Effect of YB-1 on the regulation of micro RNA expression in drug-sensitive and drug-resistant gastric carcinoma cells.

The multifunctional Y-Box protein 1 (YB-1) exerts positive and negative regulatory effects on gene expression by different mechanisms. Since transcription can be controlled by micro RNAs (miRNAs), YB-1 could also cause effects on gene expression by regulation of cellular miRNAs. To test this hypothesis, a previously established and well-characterized cell model derived from drug-sensitive (EPG85-257P/tetR/YB-1) and multidrug-resistant (EPG85-257RDB/tetR/YB-1) gastric carcinoma cells, in which the expression of YB-1 can be inhibited by tetracycline-dependent triggering of the RNA interference (RNAi) pathway, was investigated concerning their miRNA expression profiles in the presence and absence of YB-1. Microarray hybridizations demonstrated that six miRNAs (miR-96*, miR-210, miR-503, miR-623, miR-1275, miR-1290) were up-regulated more than 1.5-fold in drug-sensitive cells following YB-1 inhibition, but no differences in miRNA expression could be detected in multidrug-resistant cells. Independent validation of these findings by quantitative real-time reverse transcriptase polymerase chain reaction did not confirm these effects. Likewise, an in silico analysis of potential regulatory effects of the miRNAs on their target genes did not support the potential miRNA regulatory effects of YB-1. In conclusion, the data provide evidence that YB-1 has no direct influence on global miRNA expression pattern in different variants of gastric carcinoma cells and, therewith, does not control gene expression by regulation of miRNAs.

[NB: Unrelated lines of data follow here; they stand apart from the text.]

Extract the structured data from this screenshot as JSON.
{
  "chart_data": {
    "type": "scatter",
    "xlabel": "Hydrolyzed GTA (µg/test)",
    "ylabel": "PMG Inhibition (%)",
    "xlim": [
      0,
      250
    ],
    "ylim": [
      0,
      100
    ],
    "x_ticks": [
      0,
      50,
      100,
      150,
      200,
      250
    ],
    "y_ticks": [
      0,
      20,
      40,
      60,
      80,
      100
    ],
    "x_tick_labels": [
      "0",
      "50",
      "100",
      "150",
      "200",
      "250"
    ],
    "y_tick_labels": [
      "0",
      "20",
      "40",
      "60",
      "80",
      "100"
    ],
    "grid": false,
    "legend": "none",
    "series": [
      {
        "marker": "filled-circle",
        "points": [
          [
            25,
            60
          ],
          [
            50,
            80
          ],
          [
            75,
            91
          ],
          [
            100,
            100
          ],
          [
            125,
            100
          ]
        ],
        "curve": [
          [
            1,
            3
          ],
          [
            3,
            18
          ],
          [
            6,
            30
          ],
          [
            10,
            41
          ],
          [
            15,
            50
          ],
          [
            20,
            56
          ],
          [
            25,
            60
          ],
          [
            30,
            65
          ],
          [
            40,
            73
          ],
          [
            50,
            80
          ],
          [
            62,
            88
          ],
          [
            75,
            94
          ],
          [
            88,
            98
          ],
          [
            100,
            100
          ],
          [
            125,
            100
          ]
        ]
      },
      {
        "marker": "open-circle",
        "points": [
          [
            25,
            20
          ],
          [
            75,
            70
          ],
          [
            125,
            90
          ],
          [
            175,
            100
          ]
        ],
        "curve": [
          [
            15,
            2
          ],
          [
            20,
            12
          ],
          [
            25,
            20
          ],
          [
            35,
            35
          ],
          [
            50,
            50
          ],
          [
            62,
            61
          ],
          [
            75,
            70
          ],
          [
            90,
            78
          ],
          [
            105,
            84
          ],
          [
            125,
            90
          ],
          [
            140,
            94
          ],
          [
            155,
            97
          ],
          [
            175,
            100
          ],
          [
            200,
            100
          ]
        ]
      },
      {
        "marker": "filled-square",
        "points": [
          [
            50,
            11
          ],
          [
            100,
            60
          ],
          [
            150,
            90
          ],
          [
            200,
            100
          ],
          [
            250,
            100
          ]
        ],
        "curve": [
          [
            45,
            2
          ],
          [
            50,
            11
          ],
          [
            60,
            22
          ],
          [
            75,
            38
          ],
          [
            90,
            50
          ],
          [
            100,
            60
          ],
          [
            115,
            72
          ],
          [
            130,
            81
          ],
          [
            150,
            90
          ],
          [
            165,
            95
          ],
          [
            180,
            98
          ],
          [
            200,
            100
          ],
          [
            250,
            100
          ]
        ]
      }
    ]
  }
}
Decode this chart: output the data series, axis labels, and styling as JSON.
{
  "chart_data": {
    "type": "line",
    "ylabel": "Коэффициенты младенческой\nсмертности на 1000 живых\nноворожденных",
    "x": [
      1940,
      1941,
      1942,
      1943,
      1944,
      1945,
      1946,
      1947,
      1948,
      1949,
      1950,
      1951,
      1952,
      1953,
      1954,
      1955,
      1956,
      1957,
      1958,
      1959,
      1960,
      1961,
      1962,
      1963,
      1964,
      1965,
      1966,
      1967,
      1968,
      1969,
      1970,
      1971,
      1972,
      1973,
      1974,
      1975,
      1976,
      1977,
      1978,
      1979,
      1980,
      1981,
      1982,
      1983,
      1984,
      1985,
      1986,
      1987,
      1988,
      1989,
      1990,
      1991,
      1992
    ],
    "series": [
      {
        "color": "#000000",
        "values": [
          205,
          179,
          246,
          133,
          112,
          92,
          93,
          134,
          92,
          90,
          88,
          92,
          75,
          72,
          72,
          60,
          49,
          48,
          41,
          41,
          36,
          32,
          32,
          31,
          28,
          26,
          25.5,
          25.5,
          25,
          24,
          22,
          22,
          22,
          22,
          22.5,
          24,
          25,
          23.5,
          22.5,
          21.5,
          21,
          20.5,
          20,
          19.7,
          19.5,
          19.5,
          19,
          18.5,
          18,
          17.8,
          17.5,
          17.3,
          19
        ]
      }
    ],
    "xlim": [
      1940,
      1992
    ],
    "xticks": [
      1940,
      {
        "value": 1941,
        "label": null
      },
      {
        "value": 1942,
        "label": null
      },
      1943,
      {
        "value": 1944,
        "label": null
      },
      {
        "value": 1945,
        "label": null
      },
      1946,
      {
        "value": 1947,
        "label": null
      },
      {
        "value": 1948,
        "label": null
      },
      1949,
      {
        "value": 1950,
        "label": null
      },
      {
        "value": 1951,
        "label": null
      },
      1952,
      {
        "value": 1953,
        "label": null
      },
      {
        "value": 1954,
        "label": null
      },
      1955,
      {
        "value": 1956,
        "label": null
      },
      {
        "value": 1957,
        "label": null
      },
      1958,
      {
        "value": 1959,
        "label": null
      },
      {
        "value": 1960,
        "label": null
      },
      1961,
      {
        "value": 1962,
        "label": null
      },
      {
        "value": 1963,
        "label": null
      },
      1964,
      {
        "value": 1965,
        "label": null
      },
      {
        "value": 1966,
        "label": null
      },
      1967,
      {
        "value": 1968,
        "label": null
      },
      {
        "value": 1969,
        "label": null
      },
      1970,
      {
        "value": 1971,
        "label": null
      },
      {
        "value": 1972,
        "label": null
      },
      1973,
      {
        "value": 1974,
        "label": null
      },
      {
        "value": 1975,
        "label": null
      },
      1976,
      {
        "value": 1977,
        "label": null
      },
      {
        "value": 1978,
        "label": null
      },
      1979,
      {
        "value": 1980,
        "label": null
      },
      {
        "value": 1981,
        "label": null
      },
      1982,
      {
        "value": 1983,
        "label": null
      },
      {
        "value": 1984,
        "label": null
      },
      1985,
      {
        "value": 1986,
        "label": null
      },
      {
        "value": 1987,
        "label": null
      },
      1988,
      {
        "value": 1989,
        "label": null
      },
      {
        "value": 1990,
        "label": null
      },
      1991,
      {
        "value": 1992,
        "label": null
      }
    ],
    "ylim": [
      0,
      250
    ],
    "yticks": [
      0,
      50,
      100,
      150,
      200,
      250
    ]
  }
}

Regulation of mRNA expression in drug-sensitive and drug-resistant gastric carcinoma cells is independent of YB-1 expression.

Y-Box protein 1 (YB-1) is a multifunctional cellular protein expressed in a range of mammalian cells, including human cancer cells. It is involved in the regulation of various genes including cancer-associated genes, but the full range of target genes and regulatory mechanisms have not been fully elucidated. To identify global mRNA expression patterns that are potentially regulated by YB-1, a previously established and well-characterized cell model derived from drug-sensitive (EPG85-257P/tetR/YB-1) and multidrug-resistant (EPG85-257RDB/tetR/YB-1) gastric carcinoma cells in which the expression of YB-1 can be inhibited by tetracycline-dependent activation of the RNA interference (RNAi) pathway, was analyzed by microarray technology. By this approach, various potentially regulated genes encoding members of important cellular pathways such as the Jak/STAT, VEGF and the MAP-kinase signaling pathways were identified. Independent validation of these findings by quantitative real-time reverse transcriptase polymerase chain reaction and Western blot did not confirm these regulatory effects. In conclusion, the findings suggest that YB-1 is not directly involved in the regulation of mRNA expression in drug-sensitive or drug-resistant gastric carcinoma cells.